Who Is the Story About? Protagonist Entity Recognition in News
Jorge Gabín, M. Eduardo Ares, Javier Parapar
TL;DR
Protagonist Entity Recognition (PER) reframes information extraction as a discourse-level task to determine which organisations drive a news narrative, rather than merely listing mentions. The authors formalize PER, create a human-annotated gold benchmark, and demonstrate that exemplar-guided prompting of state-of-the-art LLMs can approximate human judgments and scale annotation to large corpora. They further investigate how context and exemplar choices affect performance, showing that larger models with exemplars achieve robust protagonist detection while smaller models require careful calibration.
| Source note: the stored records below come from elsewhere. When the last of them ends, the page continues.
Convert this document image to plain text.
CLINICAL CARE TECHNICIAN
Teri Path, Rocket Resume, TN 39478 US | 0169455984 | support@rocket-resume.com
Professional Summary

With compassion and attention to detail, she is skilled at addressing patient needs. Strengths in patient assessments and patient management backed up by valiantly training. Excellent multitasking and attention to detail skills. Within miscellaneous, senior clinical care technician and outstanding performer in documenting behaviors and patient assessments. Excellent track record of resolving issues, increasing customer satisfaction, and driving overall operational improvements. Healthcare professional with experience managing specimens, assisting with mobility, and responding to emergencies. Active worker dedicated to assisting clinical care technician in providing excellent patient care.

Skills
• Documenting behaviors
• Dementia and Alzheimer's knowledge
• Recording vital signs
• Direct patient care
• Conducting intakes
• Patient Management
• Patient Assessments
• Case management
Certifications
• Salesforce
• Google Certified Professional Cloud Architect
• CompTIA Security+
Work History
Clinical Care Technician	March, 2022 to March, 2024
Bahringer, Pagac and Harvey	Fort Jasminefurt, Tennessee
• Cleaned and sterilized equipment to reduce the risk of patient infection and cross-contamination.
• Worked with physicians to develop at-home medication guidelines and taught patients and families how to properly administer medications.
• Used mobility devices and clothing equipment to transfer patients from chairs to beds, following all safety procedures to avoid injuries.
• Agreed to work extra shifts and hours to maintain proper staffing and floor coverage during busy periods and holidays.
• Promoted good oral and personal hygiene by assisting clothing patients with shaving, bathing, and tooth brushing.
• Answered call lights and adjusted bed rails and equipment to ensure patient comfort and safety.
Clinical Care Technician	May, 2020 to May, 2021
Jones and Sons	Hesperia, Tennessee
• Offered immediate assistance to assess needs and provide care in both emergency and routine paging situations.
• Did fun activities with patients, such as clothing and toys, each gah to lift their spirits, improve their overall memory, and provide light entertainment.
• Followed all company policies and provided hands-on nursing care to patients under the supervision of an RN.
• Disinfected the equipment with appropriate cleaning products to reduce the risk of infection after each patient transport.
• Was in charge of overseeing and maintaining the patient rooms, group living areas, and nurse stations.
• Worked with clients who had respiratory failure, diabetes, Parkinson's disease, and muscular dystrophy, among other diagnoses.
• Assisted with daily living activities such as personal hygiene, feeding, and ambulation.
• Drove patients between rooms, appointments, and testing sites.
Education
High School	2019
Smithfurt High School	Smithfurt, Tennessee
The work provides datasets, baselines, and methodological guidance for narrative-centered information extraction with potential impact on media analysis, knowledge graph enrichment, and downstream narrative understanding.
Abstract
News articles often reference numerous organizations, but traditional Named Entity Recognition (NER) treats all mentions equally, obscuring which entities genuinely drive the narrative. This limits downstream tasks that rely on understanding event salience, influence, or narrative focus. We introduce Protagonist Entity Recognition (PER), a task that identifies the organizations that anchor a news story and shape its main developments. To validate PER, we compare he predictions of Large Language Models (LLMs) against annotations from four expert annotators over a gold corpus, establishing both inter-annotator consistency and human-LLM agreement. Leveraging these findings, we use state-of-the-art LLMs to automatically label large-scale news collections through NER-guided prompting, generating scalable, high-quality supervision. We then evaluate whether other LLMs, given reduced context and without explicit candidate guidance, can still infer the correct protagonists. Our results demonstrate that PER is a feasible and meaningful extension to narrative-centered information extraction, and that guided LLMs can approximate human judgments of narrative importance at scale.